I Will Find You, And I Will Kill You

Even after applying flea and tick products, it is still necessary to give your pets a thorough check to remove any dead creepers as well as to see if there’re still any live ones. It would really help if you pet has a short coat. If it doesn’t, I would recommend you bring it to a pet a stylist and get it trimmed short for ease of checking. Don’t give yourself too much credit for being meticulous. I even have problems finding those pesky ticks on my Maltese.  The animals’ health should be of top priority and it’s looks should come later.

If there’s really a lot of ticks on the body, you may request your pet groomer to remove the ticks for a charge. Just make sure the services includes the physical removal of the ticks rather than just soaking your poor dog in a chemical dip and just letting the ticks die attached to Fido. Worse still, sometimes they wouldn’t even die.

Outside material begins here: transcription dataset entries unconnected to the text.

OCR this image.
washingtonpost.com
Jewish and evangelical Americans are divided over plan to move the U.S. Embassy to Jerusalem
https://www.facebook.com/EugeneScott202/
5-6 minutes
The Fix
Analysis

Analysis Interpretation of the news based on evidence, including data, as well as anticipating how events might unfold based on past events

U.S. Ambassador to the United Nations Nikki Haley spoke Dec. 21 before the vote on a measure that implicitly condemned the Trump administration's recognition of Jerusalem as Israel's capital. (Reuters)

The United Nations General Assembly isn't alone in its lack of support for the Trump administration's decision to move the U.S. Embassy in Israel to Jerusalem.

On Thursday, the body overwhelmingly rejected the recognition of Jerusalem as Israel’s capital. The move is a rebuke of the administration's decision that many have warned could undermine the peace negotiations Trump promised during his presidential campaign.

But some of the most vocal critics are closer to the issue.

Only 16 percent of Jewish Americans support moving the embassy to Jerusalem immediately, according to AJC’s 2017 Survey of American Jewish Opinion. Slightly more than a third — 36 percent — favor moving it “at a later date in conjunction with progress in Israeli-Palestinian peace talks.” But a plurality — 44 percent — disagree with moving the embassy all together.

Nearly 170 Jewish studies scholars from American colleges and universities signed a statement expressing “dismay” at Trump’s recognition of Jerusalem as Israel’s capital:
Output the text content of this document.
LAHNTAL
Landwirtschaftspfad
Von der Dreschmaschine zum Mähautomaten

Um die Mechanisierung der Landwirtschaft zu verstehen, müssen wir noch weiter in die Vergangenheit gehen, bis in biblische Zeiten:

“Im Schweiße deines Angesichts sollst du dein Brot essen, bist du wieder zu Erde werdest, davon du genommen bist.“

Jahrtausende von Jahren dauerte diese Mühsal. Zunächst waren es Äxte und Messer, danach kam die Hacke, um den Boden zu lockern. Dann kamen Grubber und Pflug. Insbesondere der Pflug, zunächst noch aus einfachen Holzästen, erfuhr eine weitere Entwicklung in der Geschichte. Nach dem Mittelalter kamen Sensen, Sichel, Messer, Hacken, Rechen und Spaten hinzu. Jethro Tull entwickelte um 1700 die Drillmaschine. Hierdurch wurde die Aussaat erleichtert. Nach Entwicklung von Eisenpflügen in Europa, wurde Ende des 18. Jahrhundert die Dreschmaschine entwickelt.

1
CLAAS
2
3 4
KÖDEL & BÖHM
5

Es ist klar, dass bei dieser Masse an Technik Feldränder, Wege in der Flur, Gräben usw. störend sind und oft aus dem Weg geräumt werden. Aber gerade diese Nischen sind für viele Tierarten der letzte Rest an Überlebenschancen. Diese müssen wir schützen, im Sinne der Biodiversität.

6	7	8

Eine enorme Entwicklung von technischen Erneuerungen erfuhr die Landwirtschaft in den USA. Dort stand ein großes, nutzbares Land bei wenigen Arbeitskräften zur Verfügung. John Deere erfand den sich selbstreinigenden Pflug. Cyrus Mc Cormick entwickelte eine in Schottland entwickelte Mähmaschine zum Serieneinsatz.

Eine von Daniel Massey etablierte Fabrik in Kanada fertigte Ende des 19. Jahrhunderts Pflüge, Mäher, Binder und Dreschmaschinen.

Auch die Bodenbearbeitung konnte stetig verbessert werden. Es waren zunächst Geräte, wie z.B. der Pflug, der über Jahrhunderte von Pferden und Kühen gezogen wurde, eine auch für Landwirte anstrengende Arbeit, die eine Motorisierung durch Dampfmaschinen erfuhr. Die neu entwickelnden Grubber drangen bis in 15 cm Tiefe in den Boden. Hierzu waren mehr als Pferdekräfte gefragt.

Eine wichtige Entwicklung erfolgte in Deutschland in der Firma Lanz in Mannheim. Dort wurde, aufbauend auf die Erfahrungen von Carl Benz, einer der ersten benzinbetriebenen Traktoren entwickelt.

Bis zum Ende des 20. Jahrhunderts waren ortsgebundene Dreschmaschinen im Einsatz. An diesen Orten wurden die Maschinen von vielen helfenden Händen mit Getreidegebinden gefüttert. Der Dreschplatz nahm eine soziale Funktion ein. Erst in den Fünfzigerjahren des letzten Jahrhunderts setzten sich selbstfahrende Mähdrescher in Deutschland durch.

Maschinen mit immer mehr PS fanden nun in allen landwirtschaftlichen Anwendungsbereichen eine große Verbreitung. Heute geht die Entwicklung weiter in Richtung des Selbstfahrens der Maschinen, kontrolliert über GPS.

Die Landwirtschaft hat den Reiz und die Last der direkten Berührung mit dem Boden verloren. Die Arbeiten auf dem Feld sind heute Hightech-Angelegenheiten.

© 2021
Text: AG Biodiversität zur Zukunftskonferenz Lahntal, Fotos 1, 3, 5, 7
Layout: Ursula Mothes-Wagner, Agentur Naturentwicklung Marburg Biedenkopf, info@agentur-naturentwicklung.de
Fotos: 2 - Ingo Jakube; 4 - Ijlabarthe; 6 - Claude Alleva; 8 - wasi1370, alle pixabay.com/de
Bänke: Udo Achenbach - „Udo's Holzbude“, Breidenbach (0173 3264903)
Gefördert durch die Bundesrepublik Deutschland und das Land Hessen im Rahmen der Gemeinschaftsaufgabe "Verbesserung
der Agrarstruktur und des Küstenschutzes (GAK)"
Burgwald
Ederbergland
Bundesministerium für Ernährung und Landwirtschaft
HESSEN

As a word of caution, do not let your pet groomer charge you by the number of ticks removed. It’s a good indication that the groomer is a rip-off. Charges for a small dog is usually $20-$30, maybe $40 tops (rarely), if the condition is really bad.

How to remove them

how to remove a tickOther than keeping a keen eye during daily grooming sessions, a particularly good time to groom for ticks is after bathing your dog and its body is still wet. The coat would stick would stick together and close to the skin, giving you a better view of the skin. If your dog’s coat is just a centimeter long, you can use a flea comb and by placing it almost flat against the dog’s skin, comb against the lay of the coat. Remove any ticks you have found on the flea comb with sticky tape.

Otherwise, you can use a strong hair dryer, set it to cool and use it to part the dog’s hair. Remove the tick  by holding the tick at the mouth and pulling straight up. Squeezing the tick or killing it whilst on the skin will risk releasing toxins and pathogens into your pet.

If you do find baby ticks crawling around your house, try to find where they hatched. But unfortunately, fogging your house is usually the solution.

Prevention is better than cure

Ticks usually wait on grasses for animals to pass by and latch on them. But I also have owners who let their pets roam around without having any tick problems. Similarly, I have also found that there are areas around my house where my dog commonly get ticks from. After I change the walking route, my dogs seldom got ticks any more.

For topical prevention, mix water, a few drops of dog shampoo, neem oil and eucalyptus oil into a bottle and apply over their body. Towel lightly and dry them as usual. This method usually lasts two days tops.

Remember, keep your pets away from grass, apply flea and tick spray every 3-4 days and check everyday.